Bientôt le bruit d’une calèche qui arrivait attira leur attention. C’était Camille et Madeleine que Mme de Fleurville amenait en visite.
Tandis que cette dernière allait rejoindre Mme de Réan qui brodait des pantoufles sur la terrasse du château, les enfants demeurèrent ensemble. Ils s’aperçurent alors que Mirza avait disparu.
SOPHIE, pleurant.
« Ah, mon Dieu ! Elle est perdue !
PAUL
Ne te désole pas, ma bonne Sophie ! Je la retrouverai, dussé-je sauter pour cela dans les épines. »
Camille et Madeleine partirent vers les serres, Paul s’en alla du côté des écuries, et Sophie du côté de la ferme, en appelant tous quatre à tue-tête : « Mirza ! Mirza ! »
SOPHIE
« Camille ! Madeleine ! La voilà ! Venez la voir ! Elle est avec Rustaud, le chien de la ferme.
CAMILLE, accourant.
Oh ! Comme elle est jolie !
MADELEINE
Dis-moi, Sophie, tu n’as pas peur que Rustaud lui fasse du mal ? Regarde…
SOPHIE
Pourquoi donc ? Ils jouent au cheval. Ce doit être leur façon de s’amuser entre chiens.
CAMILLE
Elle n’a pas l’air heureuse. Vois comme ses oreilles sont en arrière !
MADELEINE
Ce gros Rustaud s’appuie sur cette petite bête de tout son poids. Je t’assure, Sophie, qu’il va la fatiguer.
SOPHIE
Mais non. Je te dis qu’ils jouent. (À Paul, qui apparaît au loin.) Paul ! Paul ! Viens donc vite ! C’est très joli ! Viens voir !
PAUL, accourant.
Hou ! Hou ! Vilain chien ! Va-t’en !
SOPHIE
Pourquoi parles-tu ainsi à ce bon Rustaud ?
PAUL
Tu ne comprends donc pas ? Il va la rendre mère de bâtards !»

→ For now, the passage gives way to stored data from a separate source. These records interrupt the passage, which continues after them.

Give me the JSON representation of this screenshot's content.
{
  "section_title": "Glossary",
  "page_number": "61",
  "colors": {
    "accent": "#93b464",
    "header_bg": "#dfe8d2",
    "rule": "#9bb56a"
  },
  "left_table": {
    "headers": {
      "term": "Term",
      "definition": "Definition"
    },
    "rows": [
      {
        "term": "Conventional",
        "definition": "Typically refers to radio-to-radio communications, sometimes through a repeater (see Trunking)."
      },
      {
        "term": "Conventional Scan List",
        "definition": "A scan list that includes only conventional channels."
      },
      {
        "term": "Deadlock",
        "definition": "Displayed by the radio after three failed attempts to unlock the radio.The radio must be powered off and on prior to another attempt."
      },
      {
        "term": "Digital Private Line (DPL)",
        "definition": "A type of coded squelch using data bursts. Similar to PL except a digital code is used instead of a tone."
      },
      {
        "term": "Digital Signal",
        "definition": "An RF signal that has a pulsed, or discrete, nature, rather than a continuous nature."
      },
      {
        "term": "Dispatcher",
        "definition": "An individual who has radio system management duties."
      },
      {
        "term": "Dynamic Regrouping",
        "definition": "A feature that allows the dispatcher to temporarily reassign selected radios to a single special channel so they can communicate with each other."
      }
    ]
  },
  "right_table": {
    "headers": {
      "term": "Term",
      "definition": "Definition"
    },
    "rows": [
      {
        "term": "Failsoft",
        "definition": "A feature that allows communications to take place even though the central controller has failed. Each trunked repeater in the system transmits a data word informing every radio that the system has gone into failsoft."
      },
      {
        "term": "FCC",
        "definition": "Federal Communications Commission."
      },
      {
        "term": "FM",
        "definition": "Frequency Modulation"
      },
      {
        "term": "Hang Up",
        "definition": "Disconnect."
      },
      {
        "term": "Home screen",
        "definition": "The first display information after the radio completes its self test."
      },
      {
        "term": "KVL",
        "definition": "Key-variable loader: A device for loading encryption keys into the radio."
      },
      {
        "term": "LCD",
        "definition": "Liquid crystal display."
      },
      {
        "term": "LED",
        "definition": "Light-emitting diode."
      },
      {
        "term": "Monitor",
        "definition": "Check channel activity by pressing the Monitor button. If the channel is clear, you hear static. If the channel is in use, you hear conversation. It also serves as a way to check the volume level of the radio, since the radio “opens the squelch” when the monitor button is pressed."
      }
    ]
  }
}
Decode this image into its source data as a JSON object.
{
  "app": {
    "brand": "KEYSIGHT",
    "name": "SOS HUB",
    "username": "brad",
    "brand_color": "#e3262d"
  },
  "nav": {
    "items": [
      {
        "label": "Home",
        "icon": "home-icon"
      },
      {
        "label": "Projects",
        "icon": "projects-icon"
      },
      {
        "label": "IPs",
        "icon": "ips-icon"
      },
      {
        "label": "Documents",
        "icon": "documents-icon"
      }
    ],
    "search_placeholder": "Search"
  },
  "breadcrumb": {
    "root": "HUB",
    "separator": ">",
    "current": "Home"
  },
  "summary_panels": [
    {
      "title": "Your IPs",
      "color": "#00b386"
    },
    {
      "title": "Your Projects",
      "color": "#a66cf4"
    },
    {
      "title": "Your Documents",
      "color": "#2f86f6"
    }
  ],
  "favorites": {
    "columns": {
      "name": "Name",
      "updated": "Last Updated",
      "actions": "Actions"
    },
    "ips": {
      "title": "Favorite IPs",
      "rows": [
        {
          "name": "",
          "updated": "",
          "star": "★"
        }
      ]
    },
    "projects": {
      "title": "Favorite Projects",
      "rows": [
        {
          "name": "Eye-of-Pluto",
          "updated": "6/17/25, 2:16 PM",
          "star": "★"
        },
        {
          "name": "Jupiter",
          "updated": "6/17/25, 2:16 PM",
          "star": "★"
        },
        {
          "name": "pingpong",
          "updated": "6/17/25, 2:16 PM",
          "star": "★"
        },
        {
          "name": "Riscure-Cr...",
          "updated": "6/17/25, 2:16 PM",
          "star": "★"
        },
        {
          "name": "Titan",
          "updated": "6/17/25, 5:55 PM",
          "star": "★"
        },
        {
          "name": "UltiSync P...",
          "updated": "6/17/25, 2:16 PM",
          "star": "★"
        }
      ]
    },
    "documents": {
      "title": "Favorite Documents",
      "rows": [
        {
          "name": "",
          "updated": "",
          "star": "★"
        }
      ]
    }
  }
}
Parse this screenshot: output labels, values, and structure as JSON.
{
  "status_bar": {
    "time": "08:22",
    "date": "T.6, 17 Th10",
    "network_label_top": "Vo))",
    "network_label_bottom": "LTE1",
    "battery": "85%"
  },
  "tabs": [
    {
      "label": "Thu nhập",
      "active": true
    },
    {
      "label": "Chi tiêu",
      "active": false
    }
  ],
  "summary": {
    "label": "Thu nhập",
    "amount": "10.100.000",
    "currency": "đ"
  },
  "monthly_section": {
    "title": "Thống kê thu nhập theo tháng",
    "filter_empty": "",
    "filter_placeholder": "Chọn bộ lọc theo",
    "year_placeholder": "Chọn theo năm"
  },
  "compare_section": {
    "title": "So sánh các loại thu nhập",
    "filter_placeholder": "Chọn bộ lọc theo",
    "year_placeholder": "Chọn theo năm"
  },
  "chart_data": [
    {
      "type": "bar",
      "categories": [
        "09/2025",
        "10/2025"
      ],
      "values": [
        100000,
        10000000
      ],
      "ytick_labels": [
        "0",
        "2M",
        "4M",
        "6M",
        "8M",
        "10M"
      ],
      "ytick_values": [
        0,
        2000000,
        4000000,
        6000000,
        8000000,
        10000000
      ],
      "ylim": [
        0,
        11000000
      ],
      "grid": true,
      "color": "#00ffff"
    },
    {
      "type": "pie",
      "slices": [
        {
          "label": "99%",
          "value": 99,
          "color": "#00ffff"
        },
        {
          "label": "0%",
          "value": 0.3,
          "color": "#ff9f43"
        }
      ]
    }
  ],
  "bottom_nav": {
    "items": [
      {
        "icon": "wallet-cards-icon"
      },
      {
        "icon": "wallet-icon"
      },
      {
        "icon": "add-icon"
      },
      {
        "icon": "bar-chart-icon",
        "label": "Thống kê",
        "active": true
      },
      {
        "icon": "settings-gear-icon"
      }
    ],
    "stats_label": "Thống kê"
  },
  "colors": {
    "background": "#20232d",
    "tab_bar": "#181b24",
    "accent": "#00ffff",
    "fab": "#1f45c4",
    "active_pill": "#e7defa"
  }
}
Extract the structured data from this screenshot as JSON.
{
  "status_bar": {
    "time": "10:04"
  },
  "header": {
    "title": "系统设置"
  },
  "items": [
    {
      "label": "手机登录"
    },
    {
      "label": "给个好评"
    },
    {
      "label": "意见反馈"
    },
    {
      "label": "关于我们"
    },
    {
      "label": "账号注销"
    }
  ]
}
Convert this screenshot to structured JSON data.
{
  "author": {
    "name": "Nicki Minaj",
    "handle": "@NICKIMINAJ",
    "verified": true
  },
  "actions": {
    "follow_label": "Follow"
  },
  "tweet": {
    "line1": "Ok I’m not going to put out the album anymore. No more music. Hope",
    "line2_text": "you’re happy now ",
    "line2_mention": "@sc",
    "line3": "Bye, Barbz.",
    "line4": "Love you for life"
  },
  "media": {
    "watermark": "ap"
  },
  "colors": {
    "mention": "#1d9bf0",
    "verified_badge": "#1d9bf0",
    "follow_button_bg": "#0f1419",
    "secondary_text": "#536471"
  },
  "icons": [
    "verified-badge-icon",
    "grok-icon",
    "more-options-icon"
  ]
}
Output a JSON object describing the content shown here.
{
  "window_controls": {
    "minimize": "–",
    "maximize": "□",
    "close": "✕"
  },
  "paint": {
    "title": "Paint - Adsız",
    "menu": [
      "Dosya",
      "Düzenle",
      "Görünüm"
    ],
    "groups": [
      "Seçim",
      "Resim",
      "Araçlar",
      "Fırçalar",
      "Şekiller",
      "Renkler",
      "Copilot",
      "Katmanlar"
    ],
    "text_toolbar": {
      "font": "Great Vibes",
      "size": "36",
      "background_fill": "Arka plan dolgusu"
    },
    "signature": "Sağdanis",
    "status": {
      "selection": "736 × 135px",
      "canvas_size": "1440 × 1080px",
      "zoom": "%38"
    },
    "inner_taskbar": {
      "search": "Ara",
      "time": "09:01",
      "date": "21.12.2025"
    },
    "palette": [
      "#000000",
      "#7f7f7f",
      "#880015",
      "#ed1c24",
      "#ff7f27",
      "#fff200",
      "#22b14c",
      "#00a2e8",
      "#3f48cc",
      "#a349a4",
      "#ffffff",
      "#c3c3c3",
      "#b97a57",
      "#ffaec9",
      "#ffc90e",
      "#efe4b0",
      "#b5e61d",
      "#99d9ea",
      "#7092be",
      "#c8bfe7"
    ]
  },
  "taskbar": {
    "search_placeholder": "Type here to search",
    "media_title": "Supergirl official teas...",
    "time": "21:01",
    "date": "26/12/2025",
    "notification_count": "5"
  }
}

Sophie était moins savante qu son cousin en histoire naturelle. Mais ce vilain mot de «bâtards» la mit hors d’elle. Elle ramassa une badine et se mit à frapper très fort sur le dos du pauvre Rustaud. Les deux animaux tentèrent de se séparer. Mais une involontaire fidélité les maintenait associés sous les coups.
Les mamans accoururent et, de loin, virent Sophie s’escrimant à poursuivre Rustaud, enfin libéré. Indignée par la cruauté de Sophie, Mme de Réan lui tira fortement l’oreille et l’obligea à lâcher la baguette. Puis elle demanda, d’un air sévère :
- Pourquoi martyrisiez-vous ainsi le chien de la fermière, Mademoiselle ?
SOPHIE, rougissant.
Mais non, maman, je ne le martyrisais pas !
MADAME DE RÉAN
Je vous ai déjà défendu de répondre : «Non» aux grandes personnes.
SOPHIE, les larmes aux yeux.
Je ne faisais rien…
MADAME DE RÉAN
Vous êtes une petite menteuse ! Je vais vous mettre au pain sec et à l’eau !
PAUL
Ne la punissez pas, Madame. Vous n’avez pas vu sans doute que Rustaud et Mirza…
SOPHIE, pleurant
Hi ! Hi ! Mirza va avoir des bâtards ! Paul l’a dit !
MADAME DE RÉAN
Ah ! Je comprends !… Mais n’importe… Sachez, Mademoiselle, qu’il ne faut jamais être méchante ni avec les pauvres ni avec les animaux privés de discernement. C’est le Bon Dieu qui a fait la Nature. Respectons l’œuvre du créateur.»
La petite troupe reprit alors le chemin du château, tandis que Sophie se promettait d’être désormais douce et indulgente.